Rapid changes are happening in the atmosphere due to uncontrolled human activities. The oceans and land are warming up expressly, with risk of human population not being able to limit global warming to even 2°C. The question is, what is the level of awareness among people about these hazardous shifts? The Intergovernmental Panel on Climate Change (IPCC)
is taking care of this issue by regularly releasing detailed reports on the state of climate. Moreover, the part of Sixth Assessment Report
has been issued on 09th August 2021, with warnings about the need for urgent and large-scale reductions in greenhouse emissions to limit global warning. “Human influence has warmed the climate at a rate that is unprecedented in at least the last 2000 years”, the Report warns. Immense CO2 emissions are increasing global sea levels at an accelerating rate since 1970 (at a rate of about 4 millimetres per year (1.5 inches per decade)). The rise is happening due to two reasons: the melting of ice in mountain glaciers and at the poles, and the expansion of oceans, as its’ waters take up the heat. Therefore, it is crucial to limit the world’s greenhouse gas emissions to lower the chances of destabilizing polar ice sheets.

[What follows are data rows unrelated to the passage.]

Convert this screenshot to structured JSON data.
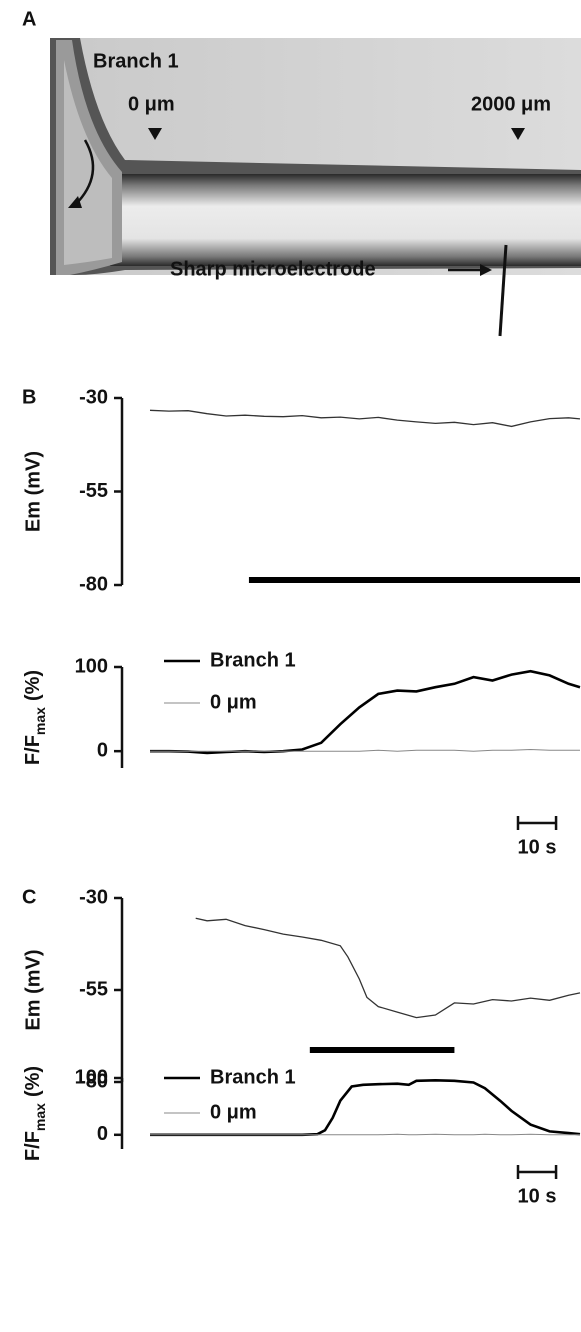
{
  "panel_a": {
    "panel": "A",
    "branch": "Branch 1",
    "marker_0": "0 μm",
    "marker_2000": "2000 μm",
    "electrode": "Sharp microelectrode"
  },
  "chart_data": [
    {
      "type": "line",
      "panel": "B",
      "ylabel": "Em (mV)",
      "x": [
        0,
        5,
        10,
        15,
        20,
        25,
        30,
        35,
        40,
        45,
        50,
        55,
        60,
        65,
        70,
        75,
        80,
        85,
        90,
        95,
        100,
        105,
        110,
        113
      ],
      "values": [
        -33.3,
        -33.5,
        -33.4,
        -34.2,
        -34.8,
        -34.6,
        -34.9,
        -35.0,
        -34.7,
        -35.3,
        -35.1,
        -35.6,
        -35.2,
        -35.9,
        -36.4,
        -36.8,
        -36.5,
        -37.1,
        -36.6,
        -37.6,
        -36.4,
        -35.5,
        -35.3,
        -35.6
      ],
      "color": "#333",
      "xlim": [
        0,
        113
      ],
      "ylim": [
        -80,
        -30
      ],
      "yticks": [
        -30,
        -55,
        -80
      ],
      "stimulus": [
        26,
        113
      ]
    },
    {
      "type": "line",
      "ylabel": [
        "F/F",
        "max",
        "(%)"
      ],
      "x": [
        0,
        5,
        10,
        15,
        20,
        25,
        30,
        35,
        40,
        45,
        50,
        55,
        60,
        65,
        70,
        75,
        80,
        85,
        90,
        95,
        100,
        105,
        110,
        113
      ],
      "series": [
        {
          "name": "Branch 1",
          "color": "#000",
          "values": [
            0,
            0,
            -0.5,
            -2,
            -1,
            0,
            -1,
            0,
            2,
            10,
            32,
            52,
            68,
            72,
            71,
            76,
            80,
            88,
            84,
            91,
            95,
            90,
            80,
            76
          ]
        },
        {
          "name": "0 μm",
          "color": "#888",
          "values": [
            0,
            0,
            0,
            0,
            0,
            0,
            0,
            0,
            0,
            0,
            0,
            0,
            1,
            0,
            1,
            1,
            1,
            0,
            1,
            1,
            2,
            1,
            1,
            1
          ]
        }
      ],
      "xlim": [
        0,
        113
      ],
      "ylim": [
        -20,
        100
      ],
      "yticks": [
        0,
        100
      ],
      "scalebar": {
        "value": 10,
        "label": "10 s"
      }
    },
    {
      "type": "line",
      "panel": "C",
      "ylabel": "Em (mV)",
      "x": [
        12,
        15,
        20,
        25,
        30,
        35,
        40,
        45,
        50,
        52,
        55,
        57,
        60,
        65,
        70,
        75,
        80,
        85,
        90,
        95,
        100,
        105,
        110,
        113
      ],
      "values": [
        -35.5,
        -36.2,
        -35.8,
        -37.5,
        -38.6,
        -39.8,
        -40.6,
        -41.5,
        -43,
        -46,
        -52,
        -57,
        -59.5,
        -61,
        -62.5,
        -61.8,
        -58.5,
        -58.8,
        -57.6,
        -58,
        -57.2,
        -57.8,
        -56.4,
        -55.8
      ],
      "color": "#333",
      "xlim": [
        0,
        113
      ],
      "ylim": [
        -80,
        -30
      ],
      "yticks": [
        -30,
        -55,
        -80
      ],
      "stimulus": [
        42,
        80
      ]
    },
    {
      "type": "line",
      "ylabel": [
        "F/F",
        "max",
        "(%)"
      ],
      "x": [
        0,
        10,
        20,
        30,
        40,
        44,
        46,
        48,
        50,
        53,
        56,
        60,
        65,
        68,
        70,
        75,
        80,
        85,
        88,
        92,
        95,
        100,
        105,
        110,
        113
      ],
      "series": [
        {
          "name": "Branch 1",
          "color": "#000",
          "values": [
            0,
            0,
            0,
            0,
            0,
            1,
            8,
            30,
            60,
            85,
            88,
            89,
            90,
            88,
            95,
            96,
            95,
            92,
            82,
            60,
            42,
            18,
            6,
            3,
            1
          ]
        },
        {
          "name": "0 μm",
          "color": "#888",
          "values": [
            0,
            0,
            0,
            0,
            0,
            0,
            0,
            0,
            0,
            0,
            0,
            0,
            1,
            0,
            0,
            1,
            0,
            0,
            1,
            0,
            0,
            1,
            0,
            0,
            0
          ]
        }
      ],
      "xlim": [
        0,
        113
      ],
      "ylim": [
        -25,
        100
      ],
      "yticks": [
        0,
        100
      ],
      "scalebar": {
        "value": 10,
        "label": "10 s"
      }
    }
  ]
}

The land is also subjected to global warming. IPCC has covered this challenge in Special Report on climate change, desertification, land degradation, sustainable land management, food security, and greenhouse gas fluxes in terrestrial ecosystems.”(issued in August 2019)
. Land is both a source and a sink of GHGs and plays a key role in the exchange of energy, water and aerosols between the land surface and atmosphere” the Special Report states. It is therefore important to regulate the impact of land surface temperature, which has risen twice as much as the global average temperature. These changes have already impacted food security, with studies showing that yields of some crops (e.g., maize and wheat) in many lower-latitude regions have been affected negatively. The overall conclusion of the Report is that increases in global mean surface temperature (GMST), relative to pre-industrial levels, affect processes involved in desertification (water scarcity), land degradation (soil erosion, vegetation loss, wildfire, permafrost thaw) and food security (crop yield and food supply instabilities). Changes in these processes drive risks to food systems, livelihoods, infrastructure, the value of land, and human and ecosystem health.
Satellites also play a big role, especially in observing vegetation browning like in some regions including northern Eurasia, parts of North America, Central Asia and the Congo Basin, largely as a result of water stress. DIONE project accentuates the importance of satellite surveillance, given that Earth Observation is highly used for acquiring statistics such as those observed in IPCC reports. It is therefore important to support development of EO technologies, as well as press coverage of IPCC reports, given that data collected via these two channels greatly affects policymaking decisions.